At the mention of Fiona’s name, Daroch visibly started and made to push back his chair. Bocain, who was keeping a watchful eye on things from her favorite spot on the hearth, rose slowly to her feet. Her lip was curled, and the sound that issued from her throat resembled distant thunder.
“Don’t make any sudden moves,” advised Caitlin conversationally, “or you may find yourself without a finger, if not a hand. Good girl, Bocain. Down!” She smiled her approval.

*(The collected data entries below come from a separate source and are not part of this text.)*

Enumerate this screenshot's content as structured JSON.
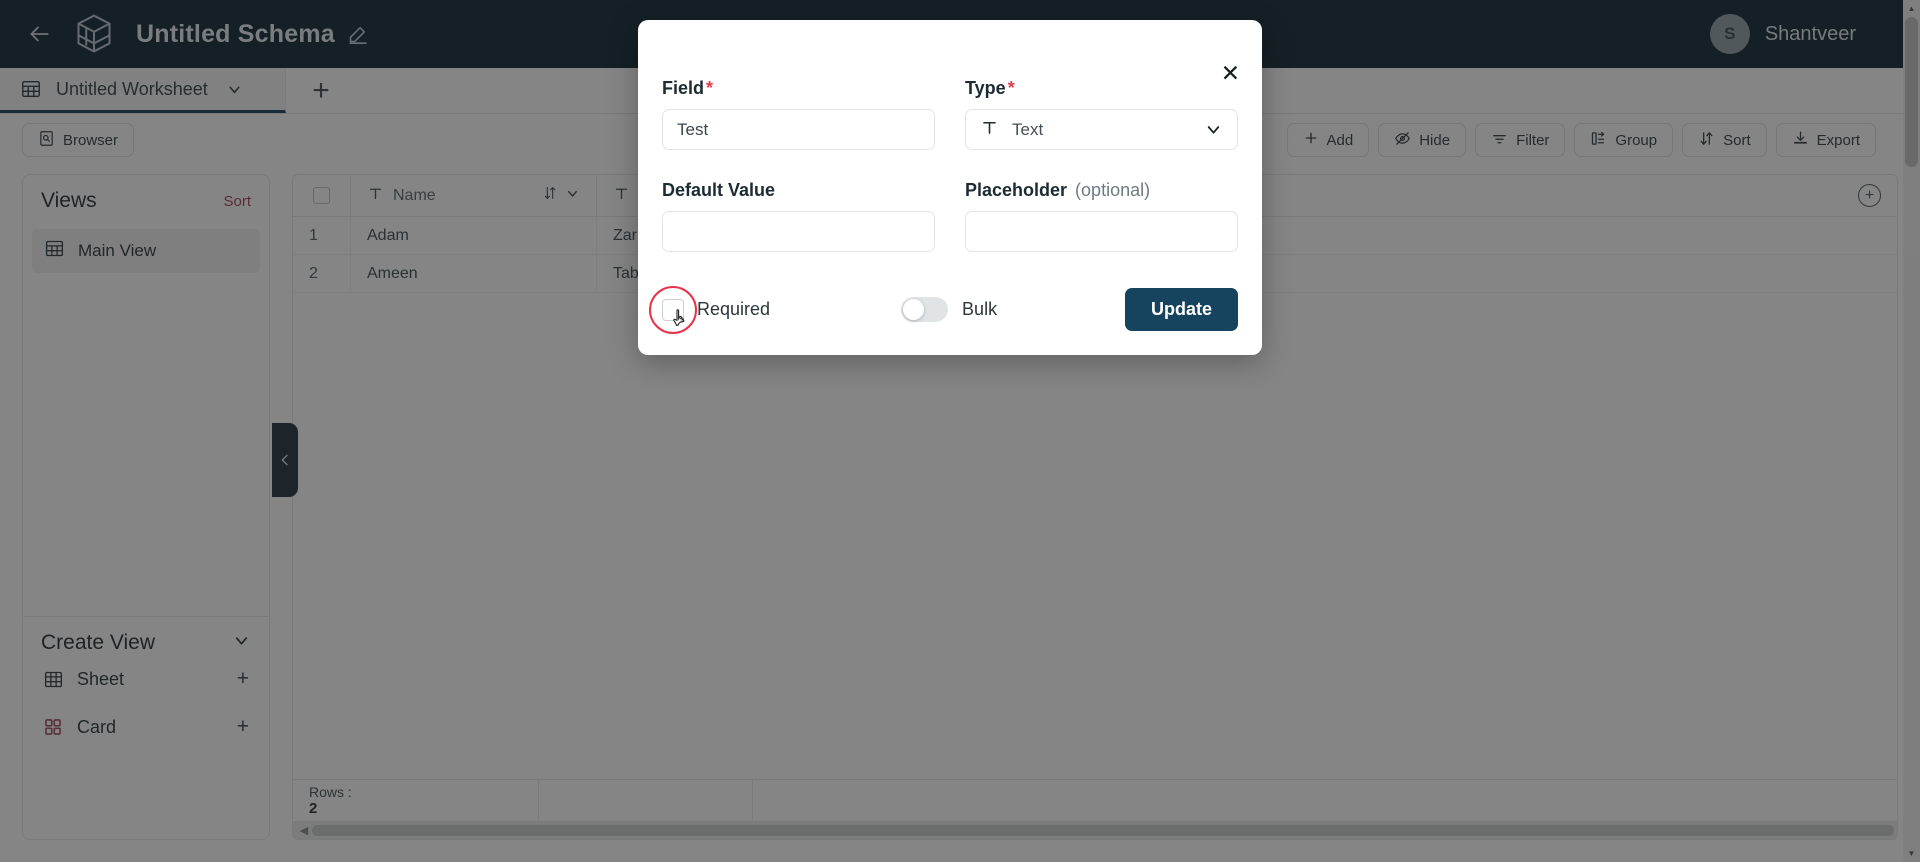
{
  "topbar": {
    "back_icon": "arrow-left-icon",
    "logo_icon": "cube-logo-icon",
    "title": "Untitled Schema",
    "edit_icon": "pencil-icon",
    "user": {
      "initial": "S",
      "name": "Shantveer"
    }
  },
  "tabstrip": {
    "worksheet_icon": "table-icon",
    "worksheet_label": "Untitled Worksheet",
    "worksheet_chevron": "chevron-down-icon",
    "new_tab_label": "+"
  },
  "toolbar": {
    "browser_label": "Browser",
    "browser_icon": "browser-icon",
    "actions": [
      {
        "label": "Add",
        "icon": "plus-icon"
      },
      {
        "label": "Hide",
        "icon": "eye-off-icon"
      },
      {
        "label": "Filter",
        "icon": "filter-icon"
      },
      {
        "label": "Group",
        "icon": "group-icon"
      },
      {
        "label": "Sort",
        "icon": "sort-icon"
      },
      {
        "label": "Export",
        "icon": "download-icon"
      }
    ]
  },
  "sidebar": {
    "views_title": "Views",
    "views_sort_label": "Sort",
    "views": [
      {
        "label": "Main View",
        "icon": "table-icon"
      }
    ],
    "create_view": {
      "title": "Create View",
      "chevron": "chevron-down-icon",
      "options": [
        {
          "label": "Sheet",
          "icon": "sheet-icon",
          "action": "+"
        },
        {
          "label": "Card",
          "icon": "card-icon",
          "action": "+"
        }
      ]
    },
    "collapse_icon": "chevron-left-icon"
  },
  "grid": {
    "columns": [
      {
        "label": "Name",
        "icon": "text-type-icon"
      },
      {
        "label": "",
        "icon": "text-type-icon"
      }
    ],
    "sort_icon": "sort-arrows-icon",
    "column_menu_icon": "chevron-down-icon",
    "add_column_icon": "plus-circle-icon",
    "rows": [
      {
        "index": "1",
        "name": "Adam",
        "col2": "Zar"
      },
      {
        "index": "2",
        "name": "Ameen",
        "col2": "Tab"
      }
    ],
    "footer": {
      "rows_label": "Rows :",
      "rows_value": "2"
    }
  },
  "modal": {
    "close_icon": "close-icon",
    "field": {
      "label": "Field",
      "required_mark": "*",
      "value": "Test"
    },
    "type": {
      "label": "Type",
      "required_mark": "*",
      "icon": "text-type-icon",
      "value": "Text",
      "chevron": "chevron-down-icon"
    },
    "default_value": {
      "label": "Default Value",
      "value": ""
    },
    "placeholder_field": {
      "label": "Placeholder",
      "optional_suffix": "(optional)",
      "value": ""
    },
    "required_toggle": {
      "label": "Required",
      "checked": false
    },
    "bulk_toggle": {
      "label": "Bulk",
      "checked": false
    },
    "submit_label": "Update"
  },
  "colors": {
    "topbar_bg": "#051f2c",
    "accent_dark": "#16435d",
    "required_red": "#e03b4a",
    "cursor_highlight": "#e8334a",
    "sort_link": "#a33b52"
  }
}
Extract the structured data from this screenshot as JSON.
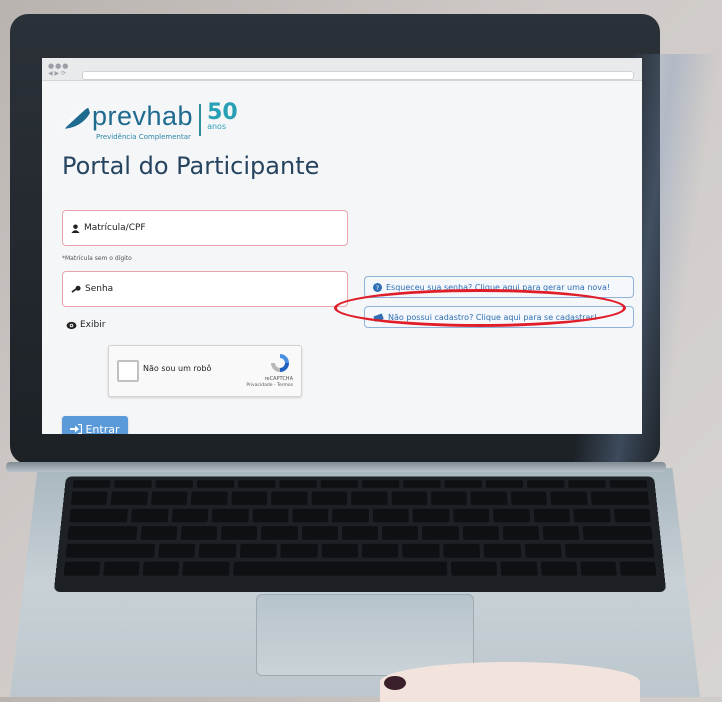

When Daroch sank back in his chair, the deerhound resumed her former languorous pose. “That dog is a menace,” he said indignantly. “Why you allow her in the house, I shall never understand.”
“She’s a pet, that’s why.”
“Bah!”
Caitlin’s eyes twinkled. She and Daroch had had this argument before.
He was Master of the Deeside Hunt. His foxhounds—vicious unpredictable creatures in Caitlin’s opinion—were kept under lock and key.
His hunting dogs were work dogs. The notion that someone might wish to keep a dog as a pet was foreign to Daroch, nor did he approve of it.
“Look here,” he said, “you’re not telling me that Fiona knows anything about Mollie?”
“I don’t see how she can not know. Glenshiel loses no opportunity in blackening your character.
Somehow, he got wind of your little ladybird”—she spoke the last word with relish—“and regaled us with the juicy details over the dinner table.” That wasn’t quite true.
It was MacGregor who had given Caitlin the juicy details the night they had stopped in at The Fair Maid.
Her grandfather had alluded to Daroch’s absence in broad hints.
No fools the ladies, they had taken his point.
“But…” Daroch combed his fingers through his hair. “But…that means nothing at all, not to men of the world, and what’s more, your grandfather knows it. From what I’ve heard, he was no saint in his youth.”